今回の現地活動では、新規参加者を含む約20名に対して脱過激化ワークショップを実施しました。具体的なワークショップの様子を写真を交えていくつか紹介します。

脱過激化ワークショップでは、「どうしてテロ行為に及んだか」を投げかけます。そこで返ってくるのは「ムスリムの同胞を守るため」「他教徒の悪行をなおすため」などが聞かれます。その動機について、まず傾聴の姿勢を示すことを重要視しています。そのうえで、「では、テロ行為によってその目的を果たせたのか」という質問を投げかけると、たいていの場合には否定の答えが返ってきます。このやり取りをカギにして、ではどのようにしたら目的が果たせるか、対話のなかで考えを深めます。

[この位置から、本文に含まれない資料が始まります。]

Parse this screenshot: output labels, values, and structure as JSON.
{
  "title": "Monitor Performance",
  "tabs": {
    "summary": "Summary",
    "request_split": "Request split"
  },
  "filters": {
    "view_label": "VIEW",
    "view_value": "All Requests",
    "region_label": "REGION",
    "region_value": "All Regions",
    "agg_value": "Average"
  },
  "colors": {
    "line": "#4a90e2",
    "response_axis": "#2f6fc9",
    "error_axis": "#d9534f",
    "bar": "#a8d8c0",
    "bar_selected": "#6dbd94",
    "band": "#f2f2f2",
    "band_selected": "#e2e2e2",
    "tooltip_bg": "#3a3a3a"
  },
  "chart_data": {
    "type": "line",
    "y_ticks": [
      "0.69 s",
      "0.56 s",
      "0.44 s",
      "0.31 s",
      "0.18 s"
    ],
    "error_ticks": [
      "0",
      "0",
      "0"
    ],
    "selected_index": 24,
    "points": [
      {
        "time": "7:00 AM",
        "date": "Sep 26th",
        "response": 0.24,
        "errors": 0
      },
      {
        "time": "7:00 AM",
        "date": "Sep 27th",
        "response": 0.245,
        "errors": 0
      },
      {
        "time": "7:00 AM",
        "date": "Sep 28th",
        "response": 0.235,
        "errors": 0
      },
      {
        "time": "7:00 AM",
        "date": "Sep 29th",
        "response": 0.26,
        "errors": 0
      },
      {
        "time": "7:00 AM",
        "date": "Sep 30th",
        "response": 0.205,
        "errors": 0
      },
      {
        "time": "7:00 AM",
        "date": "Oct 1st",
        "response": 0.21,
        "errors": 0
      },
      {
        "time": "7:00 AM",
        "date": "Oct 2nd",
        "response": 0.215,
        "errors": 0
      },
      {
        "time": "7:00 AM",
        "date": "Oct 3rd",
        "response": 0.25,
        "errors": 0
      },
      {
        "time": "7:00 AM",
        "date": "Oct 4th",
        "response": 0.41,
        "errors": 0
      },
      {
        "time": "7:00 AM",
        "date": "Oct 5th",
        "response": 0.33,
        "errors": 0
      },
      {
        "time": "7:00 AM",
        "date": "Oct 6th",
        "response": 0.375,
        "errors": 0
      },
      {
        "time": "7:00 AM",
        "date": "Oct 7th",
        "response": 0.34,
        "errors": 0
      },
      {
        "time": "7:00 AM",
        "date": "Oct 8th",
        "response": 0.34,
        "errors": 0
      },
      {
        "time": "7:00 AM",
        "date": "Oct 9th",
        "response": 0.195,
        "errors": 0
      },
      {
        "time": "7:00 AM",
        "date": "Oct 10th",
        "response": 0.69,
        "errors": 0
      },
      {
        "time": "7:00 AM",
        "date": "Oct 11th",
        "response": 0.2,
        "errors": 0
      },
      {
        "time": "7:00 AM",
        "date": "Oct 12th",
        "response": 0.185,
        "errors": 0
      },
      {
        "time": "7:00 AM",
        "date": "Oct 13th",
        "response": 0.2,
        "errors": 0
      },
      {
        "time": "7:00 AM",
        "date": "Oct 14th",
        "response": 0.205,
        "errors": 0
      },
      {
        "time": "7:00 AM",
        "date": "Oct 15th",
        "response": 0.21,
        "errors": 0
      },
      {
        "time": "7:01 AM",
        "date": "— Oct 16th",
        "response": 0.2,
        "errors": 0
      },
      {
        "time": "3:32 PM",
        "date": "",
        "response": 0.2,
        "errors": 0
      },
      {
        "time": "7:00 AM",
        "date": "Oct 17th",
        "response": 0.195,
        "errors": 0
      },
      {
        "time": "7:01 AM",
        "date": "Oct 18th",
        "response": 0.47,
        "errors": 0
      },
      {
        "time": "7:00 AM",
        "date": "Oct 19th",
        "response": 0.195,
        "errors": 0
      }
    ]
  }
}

元・暴力的過激派組織のメンバーと、宗教指導者や長老をはじめとする社会側の代表たちとの相互理解と和解を深める対話セッションを実施しています。対話を通じて、相互理解と和解を深め、問題の認識と解決に向けた方向のすり合わせを図り、今後の社会復帰に向けた前向きな意思を持たせることを目指します。

また、幻滅対策セッションでは社会との融和において待ち受ける様々な問題を事前に把握し、その対策を考え抵抗力をつけたり、問題にぶつかったときに相談・使用できたりする心理的準備の構築を目指します。

家庭訪問・職場訪問では、個別の事情の把握に努めるとともに、課題があった場合には現地協力者とも協働しながら、経済・社会的な自立と社会復帰のための支援を行っています。

前回から引き続き、参加者の脱過激化ワークショップでの変化や社会復帰への前向きな姿勢を伺うことが出来ました。当該地域で、現地団体とも協調しながらどのような成果が上げられるのか、改善しながらも事業を実施して参ります。

なお、インドネシアでの活動は草の根市民基金・ぐらんの助成により実施しております。この場をお借りして、心より御礼申し上げます。